4pm & Midnight & 8am
SHERLOCK HOLMES CLASSICS
ABR is proud to present two classic episodes starring Basil Rathbone. ‘The Adventure of the Speckled Band’ followed by ‘The Bruce Partington Plans’
We close the hour with an author interview from KOBO and today’s guest is MARGARET ATWOOD.
5pm & 1am & 9am
PUBLISHER’S WEEKLY THE INTERVIEW HOUR
ABR welcomes Publisher’s Weekly, an authority on all things books & publishing for a delve into the archives to come up with a couple of great author interviews. Today it is Richard Lange with his book Sweet Nothing and Gabriel Weston with her Dirty Work. Their podcast as always is presented by ROSE FOX and MARK ROTELLA who ask the questions.
6pm & 2am & 10am
HOLLYWOOD STAGE with Ruggles of Red Gap
Hollywood is indelibly printed in our minds as a go to place for entertainment and has been for decades. We take you back in time as The Hollywood ringmaster himself, CECIL B DE MILLE unveils Ruggles of Red Gap featuring CHARLES LAUGHTON
7pm & 3am & 11am
SHORT STORIES – WHARTON, DICKENS & LAWRENCE
THE MUSE’S TRAGEDY BY EDITH WHARTON READ BY JANET MAW
This originally and innovatively structured story’s muse is Mary Anerton the subject of poet Victor Rendle’s best known works. Her encouragement for our protagonist Danyers to write a book on the poet results in her own tragedy.
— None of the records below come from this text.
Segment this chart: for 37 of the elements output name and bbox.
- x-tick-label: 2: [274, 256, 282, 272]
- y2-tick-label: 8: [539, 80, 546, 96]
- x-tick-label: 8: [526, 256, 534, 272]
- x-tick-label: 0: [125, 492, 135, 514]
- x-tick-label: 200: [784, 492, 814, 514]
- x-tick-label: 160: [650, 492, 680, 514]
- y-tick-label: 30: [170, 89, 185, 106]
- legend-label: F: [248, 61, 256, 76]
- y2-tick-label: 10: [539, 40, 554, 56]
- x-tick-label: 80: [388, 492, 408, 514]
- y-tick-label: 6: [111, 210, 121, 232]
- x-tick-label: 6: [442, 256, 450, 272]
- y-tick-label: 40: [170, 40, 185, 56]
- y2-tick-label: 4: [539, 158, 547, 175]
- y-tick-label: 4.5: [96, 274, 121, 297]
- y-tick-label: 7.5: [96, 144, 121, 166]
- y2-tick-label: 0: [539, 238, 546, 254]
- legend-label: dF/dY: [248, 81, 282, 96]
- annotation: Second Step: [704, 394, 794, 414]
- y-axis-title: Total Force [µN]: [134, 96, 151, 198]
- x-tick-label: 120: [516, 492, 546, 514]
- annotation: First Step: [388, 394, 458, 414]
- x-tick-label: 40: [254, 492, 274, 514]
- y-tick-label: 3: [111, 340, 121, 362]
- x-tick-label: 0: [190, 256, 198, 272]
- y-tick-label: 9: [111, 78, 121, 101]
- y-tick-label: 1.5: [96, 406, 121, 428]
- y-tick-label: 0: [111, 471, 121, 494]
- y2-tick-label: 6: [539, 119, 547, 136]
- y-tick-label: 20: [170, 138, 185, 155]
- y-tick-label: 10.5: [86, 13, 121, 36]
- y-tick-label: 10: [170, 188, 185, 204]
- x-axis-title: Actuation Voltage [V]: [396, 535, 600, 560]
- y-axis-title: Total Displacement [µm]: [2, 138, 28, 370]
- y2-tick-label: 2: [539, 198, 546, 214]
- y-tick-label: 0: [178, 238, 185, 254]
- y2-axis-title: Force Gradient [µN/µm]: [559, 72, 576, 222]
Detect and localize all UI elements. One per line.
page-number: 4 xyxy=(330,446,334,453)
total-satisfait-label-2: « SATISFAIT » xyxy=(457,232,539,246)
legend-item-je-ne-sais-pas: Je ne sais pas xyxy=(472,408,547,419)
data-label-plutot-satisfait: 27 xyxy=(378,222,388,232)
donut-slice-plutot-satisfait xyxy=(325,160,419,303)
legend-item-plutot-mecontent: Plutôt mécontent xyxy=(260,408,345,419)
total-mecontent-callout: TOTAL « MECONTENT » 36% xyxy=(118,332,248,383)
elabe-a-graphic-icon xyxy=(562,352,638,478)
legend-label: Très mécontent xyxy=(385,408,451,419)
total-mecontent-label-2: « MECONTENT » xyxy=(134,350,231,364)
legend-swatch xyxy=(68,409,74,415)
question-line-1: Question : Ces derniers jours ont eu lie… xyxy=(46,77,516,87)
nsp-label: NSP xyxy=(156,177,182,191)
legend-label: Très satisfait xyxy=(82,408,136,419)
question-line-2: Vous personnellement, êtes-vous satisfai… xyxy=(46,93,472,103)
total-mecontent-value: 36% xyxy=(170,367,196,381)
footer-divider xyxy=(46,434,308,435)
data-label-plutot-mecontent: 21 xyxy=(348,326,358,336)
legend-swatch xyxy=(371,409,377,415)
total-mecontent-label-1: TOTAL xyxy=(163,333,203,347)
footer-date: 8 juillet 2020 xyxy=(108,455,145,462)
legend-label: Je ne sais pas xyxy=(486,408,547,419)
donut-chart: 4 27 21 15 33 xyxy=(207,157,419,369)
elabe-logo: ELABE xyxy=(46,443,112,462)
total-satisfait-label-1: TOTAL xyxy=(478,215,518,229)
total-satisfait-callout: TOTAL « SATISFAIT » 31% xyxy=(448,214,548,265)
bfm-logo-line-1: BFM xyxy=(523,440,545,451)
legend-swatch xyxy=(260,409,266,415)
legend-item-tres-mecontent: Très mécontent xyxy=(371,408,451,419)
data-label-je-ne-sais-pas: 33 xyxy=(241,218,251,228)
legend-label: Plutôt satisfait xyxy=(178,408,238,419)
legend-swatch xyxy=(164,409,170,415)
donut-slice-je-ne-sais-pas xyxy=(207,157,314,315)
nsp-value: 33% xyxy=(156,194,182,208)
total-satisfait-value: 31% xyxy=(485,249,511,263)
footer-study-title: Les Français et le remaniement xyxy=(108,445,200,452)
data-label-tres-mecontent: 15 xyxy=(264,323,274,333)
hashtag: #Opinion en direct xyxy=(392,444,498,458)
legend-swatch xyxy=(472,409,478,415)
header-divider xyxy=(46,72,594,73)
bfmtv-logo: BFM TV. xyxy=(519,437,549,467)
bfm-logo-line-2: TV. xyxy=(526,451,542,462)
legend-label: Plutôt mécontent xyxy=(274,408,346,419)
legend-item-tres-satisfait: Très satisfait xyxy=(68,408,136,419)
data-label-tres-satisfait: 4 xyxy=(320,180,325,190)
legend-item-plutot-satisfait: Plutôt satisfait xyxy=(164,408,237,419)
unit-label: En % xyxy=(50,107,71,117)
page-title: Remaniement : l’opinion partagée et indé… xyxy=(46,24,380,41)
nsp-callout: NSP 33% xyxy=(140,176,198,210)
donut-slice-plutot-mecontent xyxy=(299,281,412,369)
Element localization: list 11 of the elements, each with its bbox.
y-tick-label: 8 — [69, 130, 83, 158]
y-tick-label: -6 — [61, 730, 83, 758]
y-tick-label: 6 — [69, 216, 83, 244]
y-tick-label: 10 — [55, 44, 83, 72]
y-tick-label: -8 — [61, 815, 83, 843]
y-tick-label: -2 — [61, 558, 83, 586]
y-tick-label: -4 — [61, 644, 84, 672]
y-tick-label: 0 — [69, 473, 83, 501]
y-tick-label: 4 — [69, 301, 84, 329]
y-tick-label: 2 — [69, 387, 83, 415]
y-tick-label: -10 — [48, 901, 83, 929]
MR. TESTATOR’S VISITATION BY CHARLES DICKENS. READ BY GARARD GREEN.
A short piece reminiscent of Pickwick, in which a poor man borrows some furniture without permission. The owner turns up months later, a drunken man who consumes all the man’s gin then disappears, a ghost.
A LESSON ON A TORTOISE BY D.H. LAWRENCE. READ BY DAVID SHAW-PARKER.
After another long week in school, it is the final lesson on Friday and a teacher has an idea which should lift the classroom spirits.